A lot of people have been wondering what BBE is all about, especially those that are not into business.
What exactly is BBE? Black economic empowerment (BEE) is an integration programme launched by the government to reconcile South Africans and redress the inequalities of Apartheid.
This initiative seeks to offer Africans, that is blacks, Asians, and coloureds citizens of South Africa, equal opportunities accorded to whites as affirmative action.
However, Broad-based black economic empowerment (BBBEE) is accountable for the execution of BEE as it provides the legal legislative framework for its implementation.
In this article we’ll be putting you through everything you need to know and how it works:
To be BEE complaint depends on the score and procurement recognition you get as a business. 100% owned black EME are level 1 compliant which translates to 135% procurement recognition. What this means is that with an annual turnover of between R10 million and R50 million, you are categorized as a Qualifying Small Enterprise(QSE). Check out the following levels and their explained procurement qualifications. They explain the BEE contribution level, the scorecard points, and procurement recognition percentage.
- Level 1 – 100 points and above – 135% procurement
- Level 2 – 85 to 99.99 points – 125% procurement
- Level 3 – 75 to 84.99 points – 110% procurement
- Level 4 – 65 to 74.99 points – 100% procurement. This level s considered to be BEE fully compliant.
- Level 5 – 55 to 64.99 – 80% procurement
- Level 6 – 45 to 54.99 – 60% procurement
- Level 7 – 40 to 44.99 – 50% procurement
- Level 8 – 30 to 39.99 – 10% procurement
- You are Non-compliant if the points are below 30 and as such no procurement recognition is availed to such.
What is the BEE scorecard and how does it work?
The BEE scorecard is an important element in any business in South Africa. Business owners are advised to understand the scoring for their own good. This is because the higher your BEE score, the higher the chances of your business gaining from different opportunities. As already described above, the scores are given based on different weighted elements.

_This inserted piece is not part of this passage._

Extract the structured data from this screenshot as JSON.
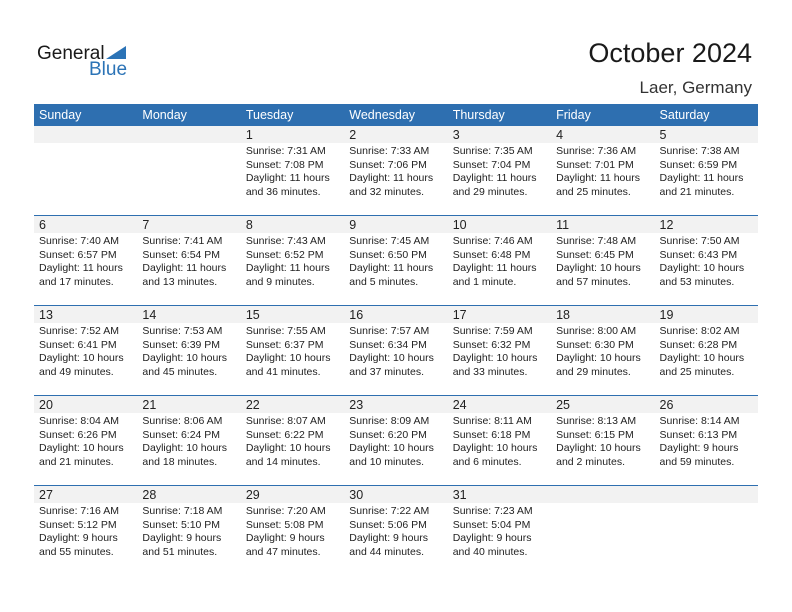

Apart from ownership, other areas that are looked into include management, employment equity, skills development, enterprise development, preferential procurement, and socio-economic development. The new BBBEE level came into existence in 2013. Although there are slight variations, the basics remain the same. For instance, BBBEE level 1 contributor must have attained 100 points on the generic scorecard to attain a recognition level of 135%.
What are the benefits of BEE certification?
With an emphasis on scoring higher in BEE, one may wonder what the true gains really are. One thing is clear though, businesses stand to benefit in various ways including:
- You will be able to offer services to government and large corporates if you have a higher BEE score as an incentive
- It comes with favourable tax gains
- You stand to get more business
How does it work for different sized companies?
While generally all companies are advised to consider the BEE scores, the application differs depending on the size of the company in question. As of now, large companies and the government need to support small businesses that are BEE compliant by choosing their services over other companies. In case you have the certification, the companies that buy from you can also claim their own BEE points by virtue of being your customers. This act applies to 3 different sized companies as described below:
- Exempted Micro Enterprises (EMEs)
This category refers to a business whose annual turnover is below R10 million. These companies are exempted from the scoring and area warded an automatic 100% compliance without factoring any other elements. It could increase to 135% if there is black ownership.
- Qualifying Small Enterprises (QSEs)
Before, these companies hose annual turnover is between R10 to R50 million only had to comply with some of the elements. However, with the new revised BBBEE, they must meet all 5 elements on the scorecard and points.
Medium to large enterprises (M&Ls)
Just like the businesses in QSEs, the Medium to large enterprises must also meet all the 5 elements on the scorecard to be rated. The category of businesses here turns over R50 million every year.
BBE score criteria
Previously, 7 categories were considered when scoring. These have been reduced to 5 as follows:
1. Equity ownership
Accounts for 25% of the weighting. This concerns the voting rights and shareholding. When calculating the score, black ownership is generally considered, as well as the ownership by black women specifically. The acts also allow for the calculation of ownership and voting rights among certain groups, with a good example being between those aged below 35 years and also above the age of 65.
2. Management control
Takes up to 15% of the weighting with a 4% bonus for certain criteria. It accounts for the extent to which voting rights on the board is held by black members, the control of the executive board, and what percentage of senior management is held by blacks.
3. Skills development
This accounts for 20% weighting with a 5% bonus for certain criteria. Here, the extent to which a company invests in its workers and works towards the improvement of their skills and competencies with a bias to its black workforce.
4. Enterprise development
Takes up 40% weighting with a 4% bonus for certain criteria. This focuses on the extent to which small, black-owned companies receive support and are helped to develop.
5. Socio-economic development
Accounts for 5% of the weighting. This one focuses on the extent to which a company carries out social investment initiatives. Even though you may have wondered what is BEE, by now you understand that this is a crucial system that business needs to work on complying with. Any business owner that wants to increase their chances of getting business deals should work on being compliant.